As far as I can tell, the major issue is my pregnancy weight gain. We have three kids between the ages of three and six, and I gained about 100 pounds through the three pregnancies. I’ve lost about 45lbs since my youngest was born, but it’s taken three years to get there, and half of that is since BD. I always knew my weight bothered H, but he never really said anything, and I never prioritized myself. The last I heard about my weight was right after the youngest was born, and I thought I was making progress. I was also overweight when we first started dating, which makes things more confusing. He wasn’t physically attracted to me—he said he was attracted to who I was as a person.
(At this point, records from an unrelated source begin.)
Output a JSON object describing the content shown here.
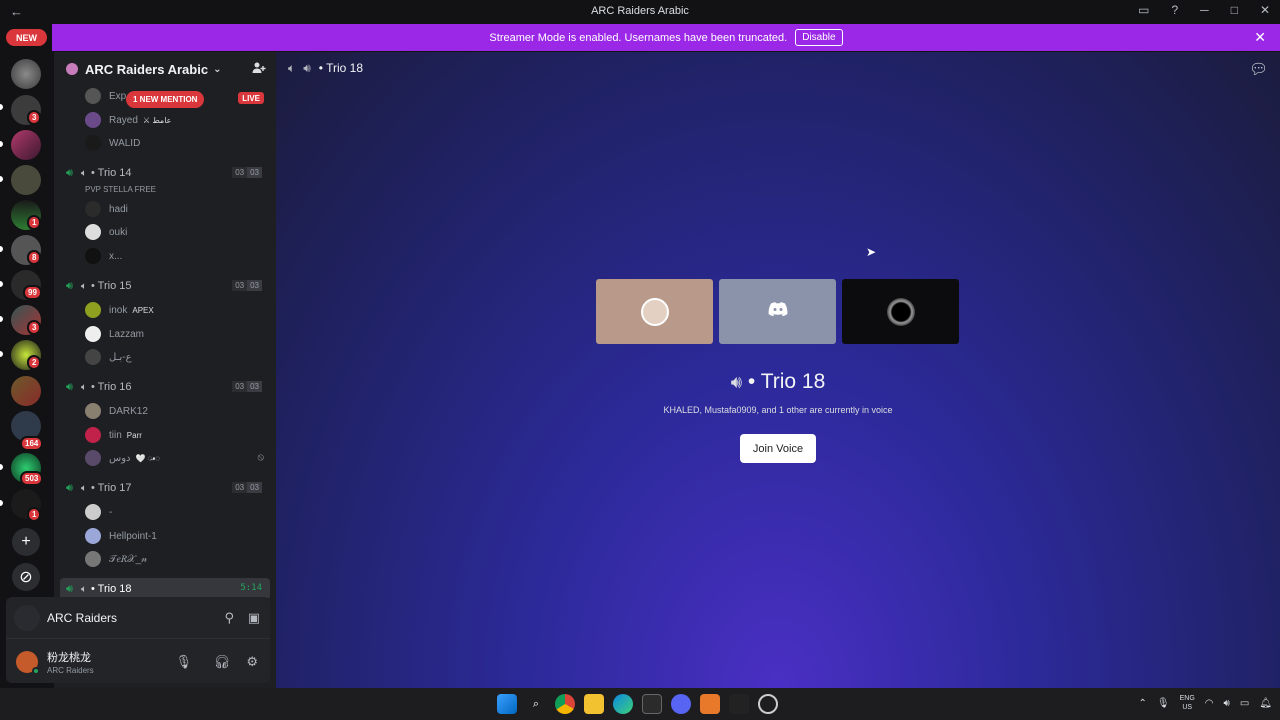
{
  "window": {
    "title": "ARC Raiders Arabic",
    "nav_back": "←",
    "controls": [
      "▭",
      "?",
      "─",
      "□",
      "✕"
    ]
  },
  "banner": {
    "text": "Streamer Mode is enabled. Usernames have been truncated.",
    "disable_label": "Disable",
    "close": "✕",
    "color": "#9b28e6"
  },
  "rail": {
    "new_label": "NEW",
    "badges": [
      "3",
      "1",
      "8",
      "99",
      "3",
      "2",
      "164",
      "503",
      "1"
    ],
    "add_icon": "+",
    "explore_icon": "⊘"
  },
  "server": {
    "name": "ARC Raiders Arabic",
    "chevron": "⌄"
  },
  "sidebar": {
    "mention_pill": "1 NEW MENTION",
    "live_pill": "LIVE",
    "top_members": [
      {
        "name": "Exp",
        "tag": ""
      },
      {
        "name": "Rayed",
        "tag": "⚔ عامط"
      },
      {
        "name": "WALID",
        "tag": ""
      }
    ],
    "channels": [
      {
        "name": "• Trio 14",
        "subtitle": "PVP STELLA FREE",
        "count_a": "03",
        "count_b": "03",
        "members": [
          {
            "name": "hadi",
            "tag": ""
          },
          {
            "name": "ouki",
            "tag": ""
          },
          {
            "name": "x...",
            "tag": ""
          }
        ]
      },
      {
        "name": "• Trio 15",
        "subtitle": "",
        "count_a": "03",
        "count_b": "03",
        "members": [
          {
            "name": "inok",
            "tag": "APEX"
          },
          {
            "name": "Lazzam",
            "tag": ""
          },
          {
            "name": "ع-بـل",
            "tag": ""
          }
        ]
      },
      {
        "name": "• Trio 16",
        "subtitle": "",
        "count_a": "03",
        "count_b": "03",
        "members": [
          {
            "name": "DARK12",
            "tag": ""
          },
          {
            "name": "tiin",
            "tag": "Parr"
          },
          {
            "name": "دوس",
            "tag": "🤍 ◌̶•◌"
          }
        ]
      },
      {
        "name": "• Trio 17",
        "subtitle": "",
        "count_a": "03",
        "count_b": "03",
        "members": [
          {
            "name": "-",
            "tag": ""
          },
          {
            "name": "Hellpoint-1",
            "tag": ""
          },
          {
            "name": "𝒯𝑒𝑅𝒳_𝓃",
            "tag": ""
          }
        ]
      }
    ],
    "selected_channel": {
      "name": "• Trio 18",
      "timer": "5:14"
    }
  },
  "user_panel": {
    "server_name": "ARC Raiders",
    "username": "粉龙桃龙",
    "status": "ARC Raiders",
    "icons": [
      "mic-icon",
      "headphones-icon",
      "gear-icon"
    ]
  },
  "main": {
    "header_channel": "• Trio 18",
    "voice_title": "• Trio 18",
    "voice_subtitle": "KHALED, Mustafa0909, and 1 other are currently in voice",
    "join_label": "Join Voice",
    "tile_colors": [
      "#b8998a",
      "#8a93aa",
      "#0c0c0e"
    ]
  },
  "taskbar": {
    "lang_top": "ENG",
    "lang_bottom": "US"
  }
}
Hi Lost Rose, I'm so sorry you're going through this. You're obviously not alone in facing BD nor being overweight. We're here to help. Post often to get things off your chest or ask advice.
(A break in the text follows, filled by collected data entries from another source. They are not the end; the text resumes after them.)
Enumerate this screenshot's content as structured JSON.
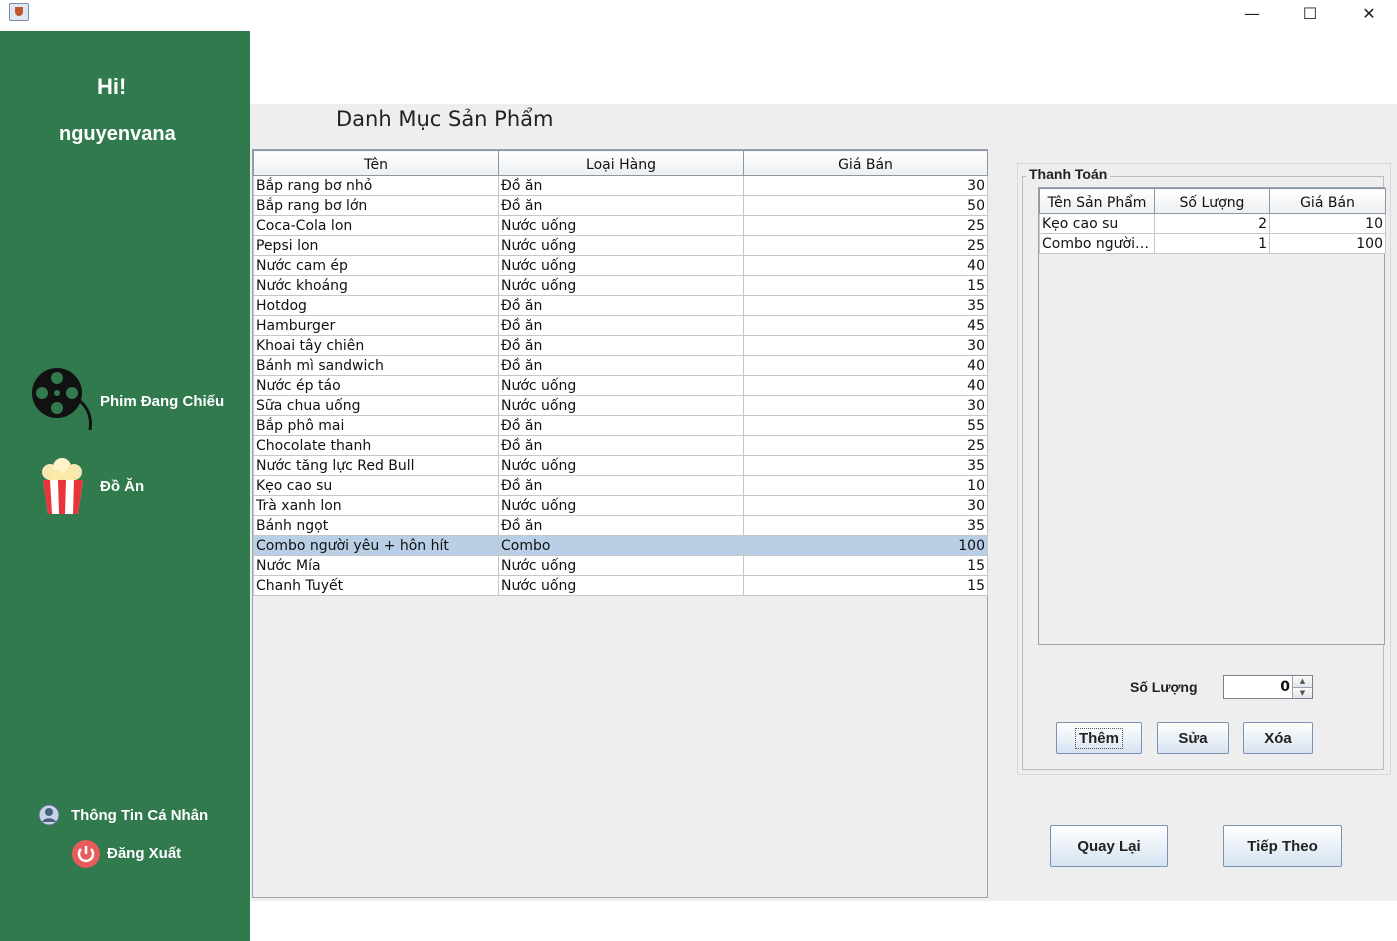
{
  "window": {
    "minimize_glyph": "—",
    "maximize_glyph": "☐",
    "close_glyph": "✕"
  },
  "sidebar": {
    "greeting": "Hi!",
    "username": "nguyenvana",
    "nav": [
      {
        "label": "Phim Đang Chiếu",
        "icon": "film-reel-icon"
      },
      {
        "label": "Đồ Ăn",
        "icon": "popcorn-icon"
      }
    ],
    "profile_label": "Thông Tin Cá Nhân",
    "logout_label": "Đăng Xuất"
  },
  "main": {
    "heading": "Danh Mục Sản Phẩm",
    "columns": [
      "Tên",
      "Loại Hàng",
      "Giá Bán"
    ],
    "rows": [
      [
        "Bắp rang bơ nhỏ",
        "Đồ ăn",
        "30"
      ],
      [
        "Bắp rang bơ lớn",
        "Đồ ăn",
        "50"
      ],
      [
        "Coca-Cola lon",
        "Nước uống",
        "25"
      ],
      [
        "Pepsi lon",
        "Nước uống",
        "25"
      ],
      [
        "Nước cam ép",
        "Nước uống",
        "40"
      ],
      [
        "Nước khoáng",
        "Nước uống",
        "15"
      ],
      [
        "Hotdog",
        "Đồ ăn",
        "35"
      ],
      [
        "Hamburger",
        "Đồ ăn",
        "45"
      ],
      [
        "Khoai tây chiên",
        "Đồ ăn",
        "30"
      ],
      [
        "Bánh mì sandwich",
        "Đồ ăn",
        "40"
      ],
      [
        "Nước ép táo",
        "Nước uống",
        "40"
      ],
      [
        "Sữa chua uống",
        "Nước uống",
        "30"
      ],
      [
        "Bắp phô mai",
        "Đồ ăn",
        "55"
      ],
      [
        "Chocolate thanh",
        "Đồ ăn",
        "25"
      ],
      [
        "Nước tăng lực Red Bull",
        "Nước uống",
        "35"
      ],
      [
        "Kẹo cao su",
        "Đồ ăn",
        "10"
      ],
      [
        "Trà xanh lon",
        "Nước uống",
        "30"
      ],
      [
        "Bánh ngọt",
        "Đồ ăn",
        "35"
      ],
      [
        "Combo người yêu + hôn hít",
        "Combo",
        "100"
      ],
      [
        "Nước Mía",
        "Nước uống",
        "15"
      ],
      [
        "Chanh Tuyết",
        "Nước uống",
        "15"
      ]
    ],
    "selected_row": 18
  },
  "payment": {
    "title": "Thanh Toán",
    "columns": [
      "Tên Sản Phẩm",
      "Số Lượng",
      "Giá Bán"
    ],
    "rows": [
      [
        "Kẹo cao su",
        "2",
        "10"
      ],
      [
        "Combo người y...",
        "1",
        "100"
      ]
    ],
    "qty_label": "Số Lượng",
    "qty_value": "0",
    "add_label": "Thêm",
    "edit_label": "Sửa",
    "delete_label": "Xóa"
  },
  "footer": {
    "back_label": "Quay Lại",
    "next_label": "Tiếp Theo"
  },
  "colors": {
    "sidebar": "#317a4e",
    "selection": "#b8cfe5"
  }
}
So, you were attractive enough he married you and had three children.
Losing weight is great--it facilitates being active, reduces health risks, and makes dating easier. I wonder what else made "who you were as a person" when you met. Were you prioritizing yourself? Were there aspects of your life that you loved then but not now, that you wish that you could have back?
I've always wanted to lose weight, but haven't prioritized it until now. I wasn't in shape at all when H and I first met. I did start going to the gym on a regular basis before we had kids, but it was never a structured workout. I'm following a plan this time, so we'll see how that goes.
Before we started dating, we were pretty much best friends and had a really strong emotional connection. After having kids, we kind of got caught up in everyday life and never took time for ourselves or our relationship. We never really had a babysitter, and the few times we did get to go out, it was very unplanned.
Since separating, I've started to see a bit of our old connection return. H was actually being playful with me when I was at the house last night, however it was so unexpected that I didn't know how to react.